All codelets are generated by Python scripts with ISA-specific scheduling (register allocation, spill management, FMA pipelining). Prime-radix butterflies (R=11, 13, 17, 19) are derived from FFTW's genfft algebraic output, then re-scheduled using Sethi-Ullman optimal register allocation with explicit spill management to fit AVX2's 16 YMM registers.


Getting Started

git clone https://github.com/Tugbars/VectorFFT.git
cd VectorFFT

# Build
mkdir build && cd build
cmake .. -DCMAKE_BUILD_TYPE=Release

# Generate codelets (requires Python 3)
cmake --build . --target generate_codelets

# Build everything
cmake --build . --config Release

Usage

#include "planner.h"

// Initialize
stride_registry_t reg;
stride_registry_init(&reg);

// Plan (heuristic -- instant)
stride_plan_t *plan = stride_auto_plan(N, K, &reg);

// Execute (in-place, split-complex)
stride_execute_fwd(plan, re, im);   // forward
stride_execute_bwd(plan, re, im);   // backward (output / N to normalize)

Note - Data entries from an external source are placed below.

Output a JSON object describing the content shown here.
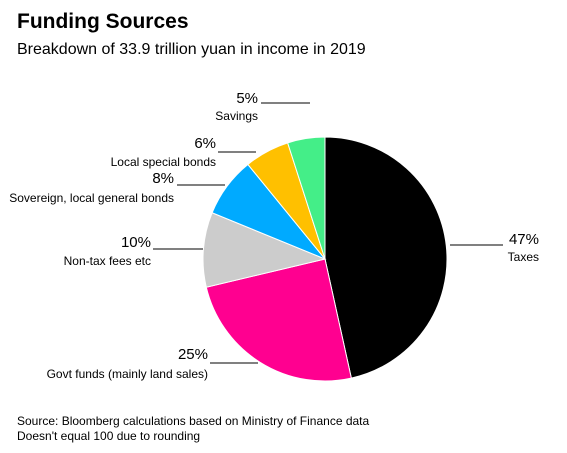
{
  "header": {
    "title": "Funding Sources",
    "subtitle": "Breakdown of 33.9 trillion yuan in income in 2019"
  },
  "footer": {
    "source": "Source: Bloomberg calculations based on Ministry of Finance data",
    "note": "Doesn't equal 100 due to rounding"
  },
  "chart_data": {
    "type": "pie",
    "title": "Funding Sources",
    "subtitle": "Breakdown of 33.9 trillion yuan in income in 2019",
    "slices": [
      {
        "label": "Taxes",
        "value": 47,
        "value_label": "47%",
        "color": "#000000"
      },
      {
        "label": "Govt funds (mainly land sales)",
        "value": 25,
        "value_label": "25%",
        "color": "#ff0090"
      },
      {
        "label": "Non-tax fees etc",
        "value": 10,
        "value_label": "10%",
        "color": "#cccccc"
      },
      {
        "label": "Sovereign, local general bonds",
        "value": 8,
        "value_label": "8%",
        "color": "#00aaff"
      },
      {
        "label": "Local special bonds",
        "value": 6,
        "value_label": "6%",
        "color": "#ffc000"
      },
      {
        "label": "Savings",
        "value": 5,
        "value_label": "5%",
        "color": "#44ee88"
      }
    ]
  }
}
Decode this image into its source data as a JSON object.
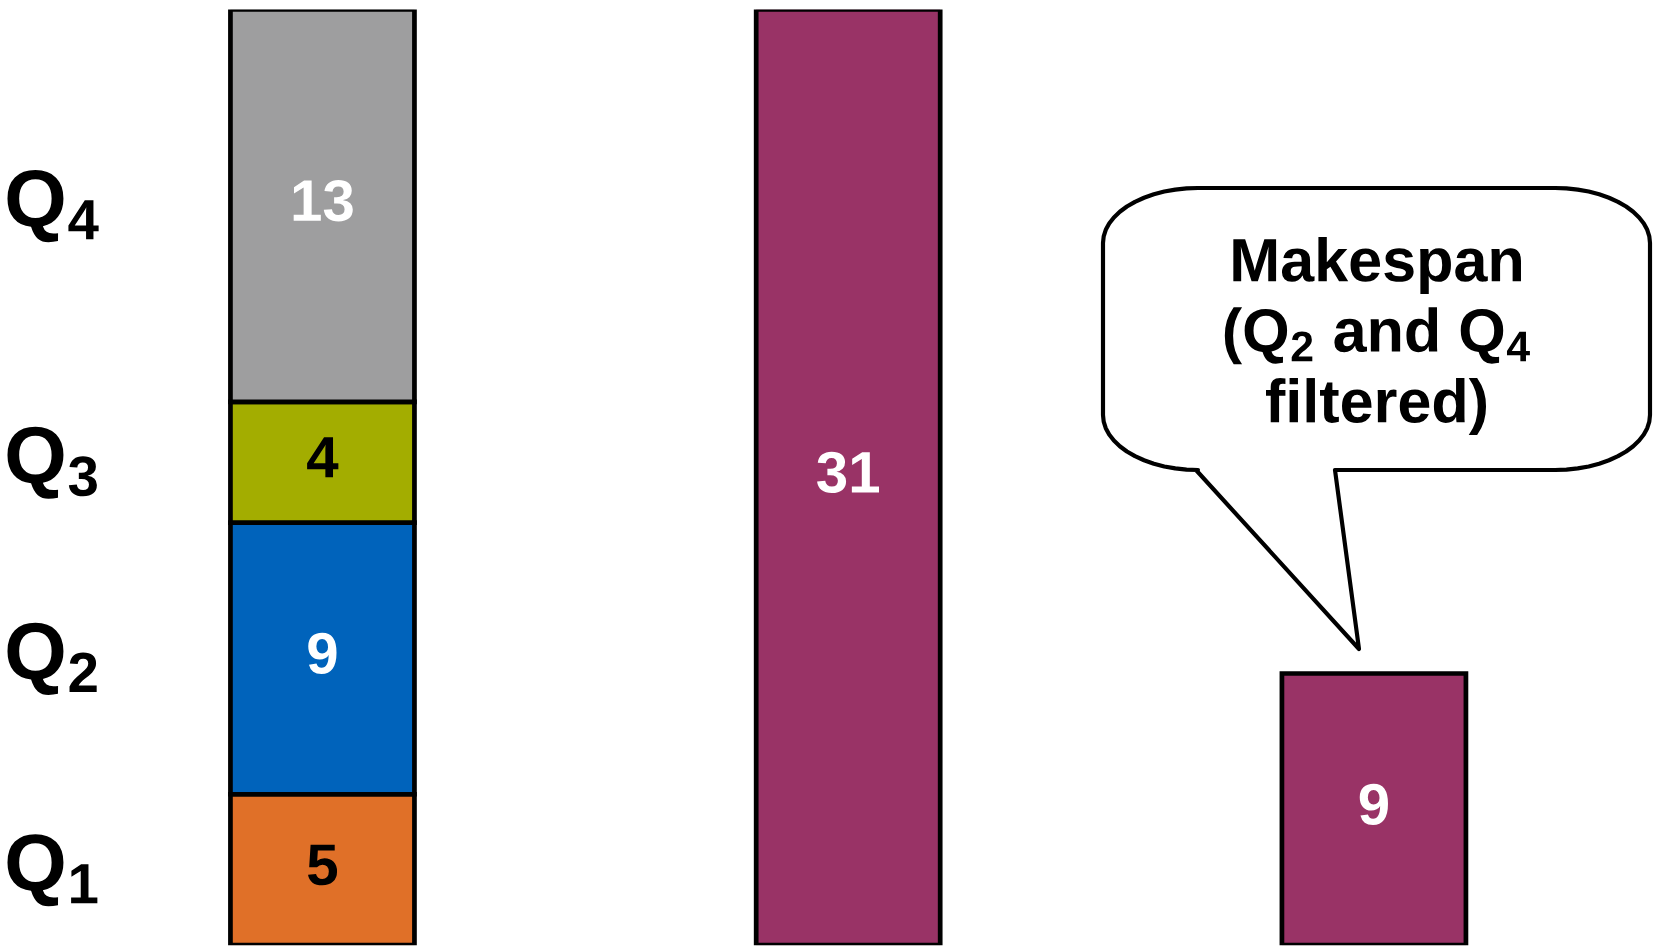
{
  "chart_data": {
    "type": "bar",
    "stacked": true,
    "categories": [
      null,
      null,
      null
    ],
    "series": [
      {
        "name": "Q$_{1}$",
        "color": "#e07028",
        "values": [
          5,
          null,
          null
        ]
      },
      {
        "name": "Q$_{2}$",
        "color": "#0063bb",
        "values": [
          9,
          null,
          null
        ]
      },
      {
        "name": "Q$_{3}$",
        "color": "#a3ad00",
        "values": [
          4,
          null,
          null
        ]
      },
      {
        "name": "Q$_{4}$",
        "color": "#9e9e9f",
        "values": [
          13,
          null,
          null
        ]
      },
      {
        "color": "#993366",
        "values": [
          null,
          31,
          9
        ]
      }
    ],
    "data_labels": true,
    "annotations": [
      "Makespan\n(Q$_{2}$ and Q$_{4}$\nfiltered)"
    ]
  }
}
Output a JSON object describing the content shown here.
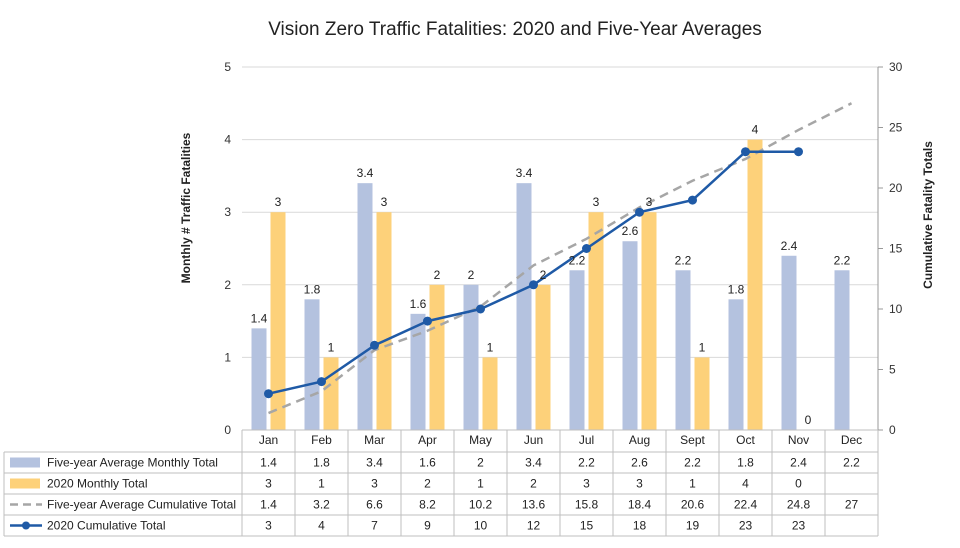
{
  "chart_data": {
    "type": "bar",
    "title": "Vision Zero Traffic Fatalities: 2020 and Five-Year Averages",
    "ylabel": "Monthly # Traffic Fatalities",
    "y2label": "Cumulative Fatality Totals",
    "ylim": [
      0,
      5
    ],
    "y2lim": [
      0,
      30
    ],
    "yticks": [
      "0",
      "1",
      "2",
      "3",
      "4",
      "5"
    ],
    "y2ticks": [
      "0",
      "5",
      "10",
      "15",
      "20",
      "25",
      "30"
    ],
    "grid": true,
    "legend": "data-table-left",
    "categories": [
      "Jan",
      "Feb",
      "Mar",
      "Apr",
      "May",
      "Jun",
      "Jul",
      "Aug",
      "Sept",
      "Oct",
      "Nov",
      "Dec"
    ],
    "series": [
      {
        "name": "Five-year Average Monthly Total",
        "type": "bar",
        "axis": "left",
        "color": "#b4c2df",
        "values": [
          1.4,
          1.8,
          3.4,
          1.6,
          2,
          3.4,
          2.2,
          2.6,
          2.2,
          1.8,
          2.4,
          2.2
        ],
        "table": [
          "1.4",
          "1.8",
          "3.4",
          "1.6",
          "2",
          "3.4",
          "2.2",
          "2.6",
          "2.2",
          "1.8",
          "2.4",
          "2.2"
        ]
      },
      {
        "name": "2020 Monthly Total",
        "type": "bar",
        "axis": "left",
        "color": "#fdd17a",
        "values": [
          3,
          1,
          3,
          2,
          1,
          2,
          3,
          3,
          1,
          4,
          0,
          null
        ],
        "table": [
          "3",
          "1",
          "3",
          "2",
          "1",
          "2",
          "3",
          "3",
          "1",
          "4",
          "0",
          ""
        ]
      },
      {
        "name": "Five-year Average Cumulative Total",
        "type": "line",
        "style": "dashed",
        "axis": "right",
        "color": "#a6a6a6",
        "values": [
          1.4,
          3.2,
          6.6,
          8.2,
          10.2,
          13.6,
          15.8,
          18.4,
          20.6,
          22.4,
          24.8,
          27
        ],
        "table": [
          "1.4",
          "3.2",
          "6.6",
          "8.2",
          "10.2",
          "13.6",
          "15.8",
          "18.4",
          "20.6",
          "22.4",
          "24.8",
          "27"
        ]
      },
      {
        "name": "2020 Cumulative Total",
        "type": "line",
        "style": "solid-markers",
        "axis": "right",
        "color": "#1f5aa6",
        "values": [
          3,
          4,
          7,
          9,
          10,
          12,
          15,
          18,
          19,
          23,
          23,
          null
        ],
        "table": [
          "3",
          "4",
          "7",
          "9",
          "10",
          "12",
          "15",
          "18",
          "19",
          "23",
          "23",
          ""
        ]
      }
    ]
  }
}
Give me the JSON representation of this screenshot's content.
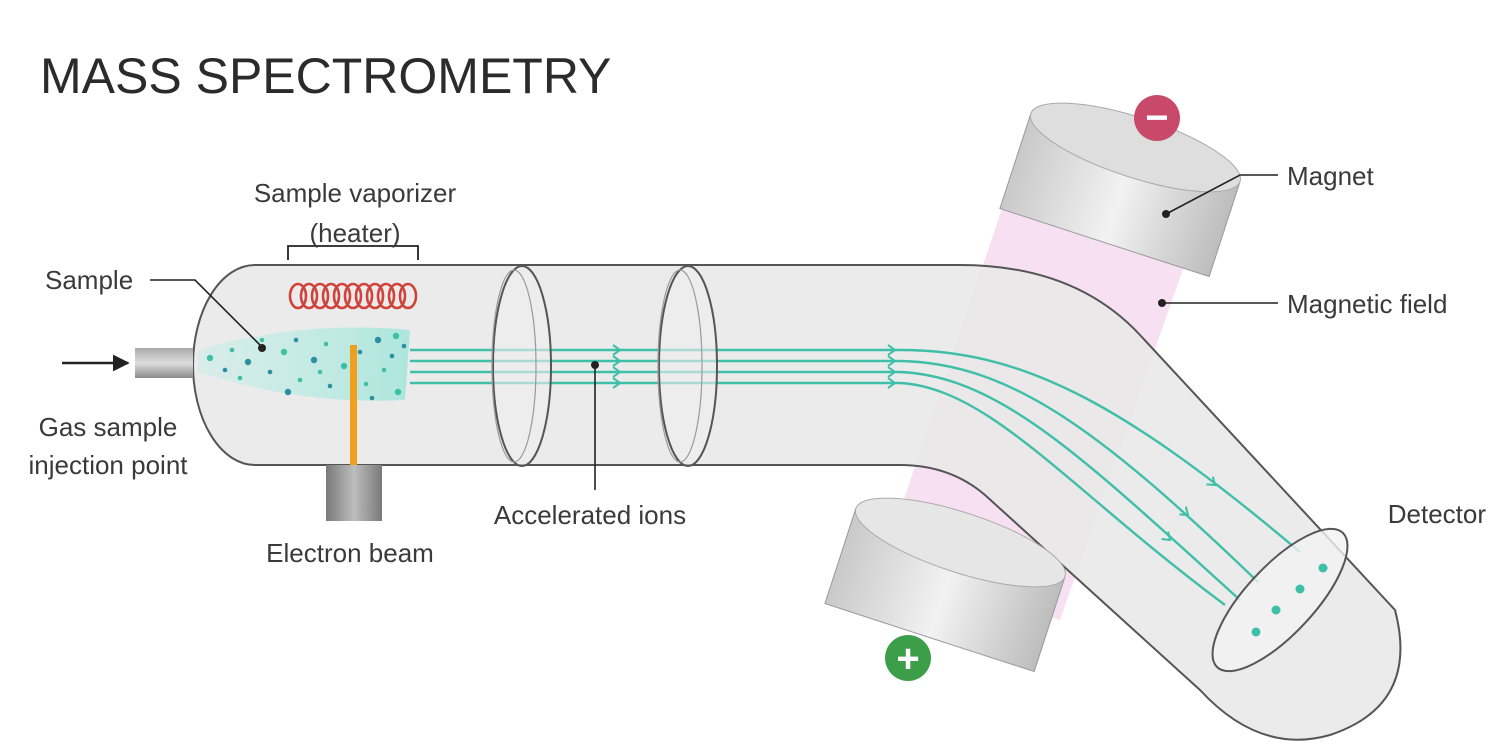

stride_plan_destroy(plan);

Wisdom (optional)

Exhaustive search finds optimal factorization for each (N, K) pair:

stride_wisdom_t wis;
stride_wisdom_init(&wis);
stride_wisdom_load(&wis, "vfft_wisdom.txt");

// Use cached optimal plan, or fall back to heuristic
stride_plan_t *plan = stride_wise_plan(N, K, &reg, &wis);

// Calibrate new (N, K) pairs
stride_wisdom_calibrate(&wis, N, K, &reg);
stride_wisdom_save(&wis, "vfft_wisdom.txt");

Project Structure

src/stride-fft/
  core/               Runtime engine (header-only)
    executor.h        In-place stride-based executor (Method C)
    planner.h         Top-level API: auto_plan, wise_plan, exhaustive_plan
    registry.h        ISA-aware codelet registry (AVX-512 > AVX2 > scalar)
    factorizer.h      CPU-aware heuristic factorizer
    exhaustive.h      Exhaustive factorization search
    compat.h          Portable timer + aligned alloc
  codelets/           Generated SIMD headers (~150k lines)
    avx2/             47 AVX2 codelet headers
    avx512/           47 AVX-512 codelet headers
    scalar/           47 scalar fallback headers
  generators/         Python codelet generators
    gen_radix2.py .. gen_radix64.py
    generate_all.bat
  bench/
    bench_planner.c   Full benchmark (vs FFTW + MKL)
    plot_results.py   Comparison graphs

How It Works

Traditional FFT libraries (FFTW, MKL) use Cooley-Tukey with a digit-reversal permutation pass -- an O(N) memory shuffle that doesn't compute anything but costs cache misses.

VectorFFT eliminates this entirely:

  1. Forward (DIT): stages process data at increasing strides, output lands in digit-reversed order
  2. Backward (DIF): stages process in reverse order, naturally undoing the permutation
  3. Roundtrip (fwd + bwd): produces natural-order output with zero permutation overhead

This saves one full data pass per transform. At large N, that's the difference between 1x and 16x over FFTW.


Acknowledgments

  • FFTW by Matteo Frigo and Steven G. Johnson -- the gold standard for decades. VectorFFT's prime-radix butterflies (R=11, 13, 17, 19) are derived from FFTW's genfft algebraic output, then re-scheduled using Sethi-Ullman register allocation with explicit spill management to minimize register pressure on AVX2 (16 YMM) and AVX-512 (32 ZMM).
  • VkFFT by Dmitrii Tolmachev -- inspiration for the benchmarking methodology and presentation style.